Avenue de Wagram, à Paris, la direction de Facebook France a pris une décision radicale. Lassée de voir ses commerciaux filer chez Twitter, elle ordonne désormais à ceux qui la plaquent pour son jeune rival de quitter l’immeuble surle-champ. Même pas question pour eux de repasser par le bureau. «Du coup, ceux qui démissionnent s’organisent pour sauvegarder les données de leur ordinateur avant d’être mis dehors», sourit un interlocuteur régulier des deux sociétés.

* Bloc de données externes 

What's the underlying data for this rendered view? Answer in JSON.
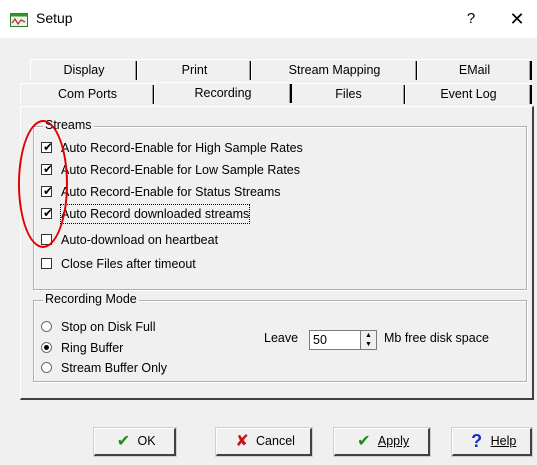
{
  "window": {
    "title": "Setup",
    "help_glyph": "?",
    "close_glyph": "✕"
  },
  "tabs": {
    "row1": [
      "Display",
      "Print",
      "Stream Mapping",
      "EMail"
    ],
    "row2": [
      "Com Ports",
      "Recording",
      "Files",
      "Event Log"
    ],
    "active": "Recording"
  },
  "streams": {
    "label": "Streams",
    "options": [
      {
        "label": "Auto Record-Enable for High Sample Rates",
        "checked": true
      },
      {
        "label": "Auto Record-Enable for Low Sample Rates",
        "checked": true
      },
      {
        "label": "Auto Record-Enable for Status Streams",
        "checked": true
      },
      {
        "label": "Auto Record downloaded streams",
        "checked": true
      },
      {
        "label": "Auto-download on heartbeat",
        "checked": false
      },
      {
        "label": "Close Files after timeout",
        "checked": false
      }
    ]
  },
  "recording_mode": {
    "label": "Recording Mode",
    "options": [
      {
        "label": "Stop on Disk Full",
        "selected": false
      },
      {
        "label": "Ring Buffer",
        "selected": true
      },
      {
        "label": "Stream Buffer Only",
        "selected": false
      }
    ],
    "leave_label": "Leave",
    "leave_value": "50",
    "suffix": "Mb free disk space"
  },
  "buttons": {
    "ok": "OK",
    "cancel": "Cancel",
    "apply": "Apply",
    "help": "Help"
  },
  "colors": {
    "annotation": "#e00000",
    "ok_icon": "#1a8c1a",
    "cancel_icon": "#cc1111",
    "help_icon": "#1030c0"
  }
}
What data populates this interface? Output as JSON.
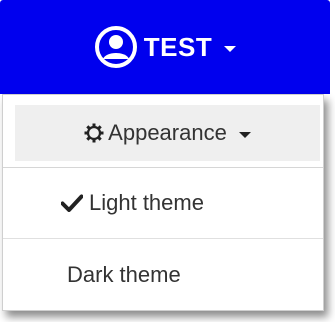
{
  "header": {
    "user_name": "TEST",
    "colors": {
      "background": "#0000ee",
      "text": "#ffffff"
    },
    "icons": {
      "avatar": "user-circle-icon",
      "caret": "caret-down-icon"
    }
  },
  "appearance_menu": {
    "label": "Appearance",
    "icons": {
      "gear": "gear-icon",
      "caret": "caret-down-icon"
    }
  },
  "theme_options": [
    {
      "label": "Light theme",
      "selected": true,
      "icon": "check-icon"
    },
    {
      "label": "Dark theme",
      "selected": false
    }
  ]
}
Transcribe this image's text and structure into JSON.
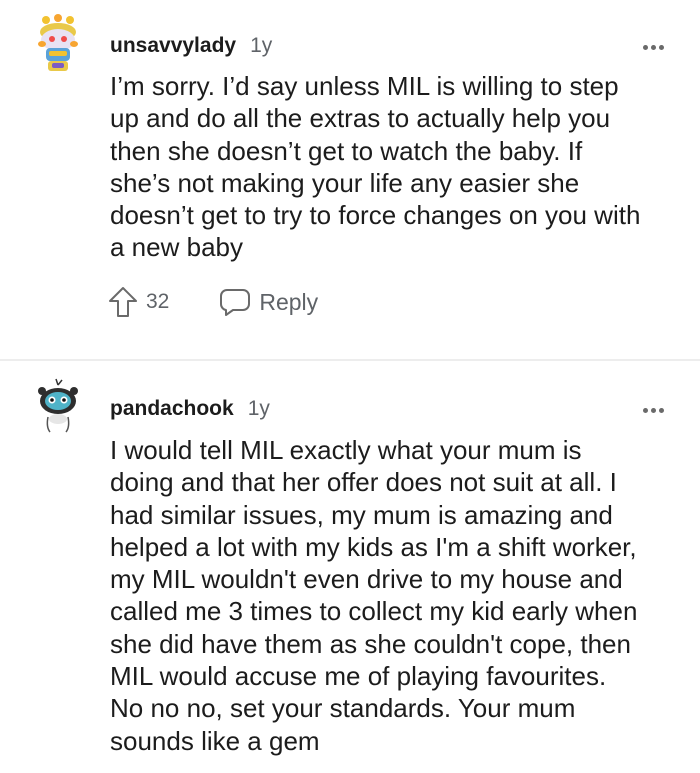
{
  "comments": [
    {
      "author": "unsavvylady",
      "age": "1y",
      "body": "I’m sorry. I’d say unless MIL is willing to step\nup and do all the extras to actually help you\nthen she doesn’t get to watch the baby. If\nshe’s not making your life any easier she\ndoesn’t get to try to force changes on you with\na new baby",
      "upvotes": "32",
      "reply_label": "Reply"
    },
    {
      "author": "pandachook",
      "age": "1y",
      "body": "I would tell MIL exactly what your mum is\ndoing and that her offer does not suit at all. I\nhad similar issues, my mum is amazing and\nhelped a lot with my kids as I'm a shift worker,\nmy MIL wouldn't even drive to my house and\ncalled me 3 times to collect my kid early when\nshe did have them as she couldn't cope, then\nMIL would accuse me of playing favourites.\nNo no no, set your standards. Your mum\nsounds like a gem"
    }
  ],
  "icons": {
    "overflow": "more-horizontal-icon",
    "upvote": "upvote-arrow-icon",
    "reply": "speech-bubble-icon"
  },
  "colors": {
    "text": "#1c1c1c",
    "meta": "#5f6368",
    "divider": "#ededed"
  }
}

Hélas pour Twitter, il ne suffit pas d’aller chiper les cadors de Mark Zuckerberg pour recopier son juteux business model. Alors que Facebook avait dégagé ses premiers profits cinq ans après sa création, Twitter, lancé en 2006 à San Francisco, n’a toujours pas gagné un centime huit ans après. Pire : en 2013, ses pertes ont atteint le chiffre record de 473 millions d’euros. Présentés comme encourageants par la société, les comptes du second trimestre publiés fin juillet ne montrent aucune éclaircie puisque le déficit atteint 110 millions d’euros, trois fois plus qu’un an plus tôt! Pourtant, avec 271 millions d’utilisateurs mensuels – dont 5 millions en France – sa popularité ne cesse de progresser. Pas une émission télé qui ne nous encourage à tweeter. Même le pape François fait cuicui. Oui, mais voilà : les marques rechignent à acheter de l’espace publicitaire sur le réseau. Son chiffre d’affaires (487 millions d’euros) ne suffit donc pas à payer les salaires de ses 3.000 employés, dont 20 en France. Même Biz Stone, cofondateur du site, qu’il a quitté en 2011, a admis en juin que la recette ne fonctionnait pas. Et allumé l’actuel P-DG, Dick Costolo. «Twitter doit changer. Je serais ravi d’en parler avec Dick, s’il veut bien m’écouter.»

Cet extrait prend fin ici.